Tuesday, May 26, 2009

Product Experience: DT Swiss 1450 Mon Chasseral Wheels

A couple of guys on the team have been using the DT Swiss 1450 Mon Chasseral wheelset for training and racing this year. Our newest guy, Chris Laflamme gives his take on these wheels:

Last season I was on the hunt for a pair of solid climbing wheels that would not only aid in my weekend adventures at the hillier New England races but also survive multiple seasons of hard racing: a low budget, high performance wheelset, if you will. I had fairly limited options due to a self-imposed spending cap which is between $500-$800. (With infinite money I probably would have gone for some nifty 404 tubulars for their weight and all around performance, but alas, infinite money is rarely the case.) So, looking down at my wallet that was bereft of substantial biking equipment funds, I narrowed things down to the DT Swiss 1450 Mon Chasserals and a pair of Reynolds. Being partial to unconventional colors I gave the 1450’s stellar looking white rim the nod and looked forward to adding its hue to my bike.

First impressions were moderately good. At a claimed weight of 1450 grams (hence the name) my bike is noticeably lighter and more nimble than when running Mavic Cosmic Elites but also noticeably less stiff. At 1450 grams I was less inclined to be filled with the crippling panic that accompanies descending at 50 mph through potholes on a 1100 gram wheelset and with the Mon Chasserals I found a very good confidence-to-weight ratio that I have not since regretted even though during sprints and on flats I often times long for something more aero and stiffer.

After a season and a half of fairly hard racing over many roads with less than ideal surfaces they have hit the truing stand 2 times and are probably due for another minor tweak soon. The bearings roll as smoothly, or more smoothly, than when they were new, and the braking surface - somewhat unexpectantly - is showing little signs of wear. I keep them well protected by always travelling with them inside the very pro looking wheelbags that were a surprise bonus and included in the package.

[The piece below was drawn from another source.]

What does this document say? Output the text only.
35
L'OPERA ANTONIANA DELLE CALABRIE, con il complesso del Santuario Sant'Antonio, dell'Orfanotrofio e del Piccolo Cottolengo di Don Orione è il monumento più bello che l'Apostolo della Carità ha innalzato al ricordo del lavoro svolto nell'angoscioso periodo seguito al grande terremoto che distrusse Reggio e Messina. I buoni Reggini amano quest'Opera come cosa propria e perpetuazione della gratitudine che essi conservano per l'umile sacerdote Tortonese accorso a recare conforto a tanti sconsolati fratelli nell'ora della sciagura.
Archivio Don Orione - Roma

The major problem with these wheels is thankfully an easily ameliorated one. It would not be an overstatement to say that the rim strips that come stock with these wheels need to be immediately removed and set on fire. I read a warning that these strips would be garbage from the beginning on roadbikereview.com. But, idiotically, I paid it little heed. The first of three flats caused by these free floating, non-adhesive, chinsy plastic strips was descending down from the start finish of last year’s Sturbridge, MA road race. The subsequent 2 were JRAs while commuting to work trying to determine what was wrong with the wheels. After I took them out and replaced them with the tried and true adhesive Fond de Jante strips I have been flat free.

Overall, I would refer to this wheel as more of an all-around wheel and not a climbing specific one as it’s namesake suggests (Mon Chasseral being a mountain in Switzerland). At 1450 grams it is not light enough to float with the hyper specialized climbing wheelsets out there but is light enough to not be any real liability on the hills. The added weight gives added confidence when glancing over unseen potholes and other undesirable road obstacles and should add longevity. At a retail price of between $700-$800 (depending on where you get them) this wheelset leaves you moderately light, feeling solid and confident in your equipment, but not feeling like you are riding budget wheels.

I don’t think I would buy them again, simply because of the vast array of wheels out there. I would probably spend a little more to try something that is stiffer, more aero, and just as light. But, that being said, I will be racing the 1450’s for the remainder of the season and will not have any qualms about it.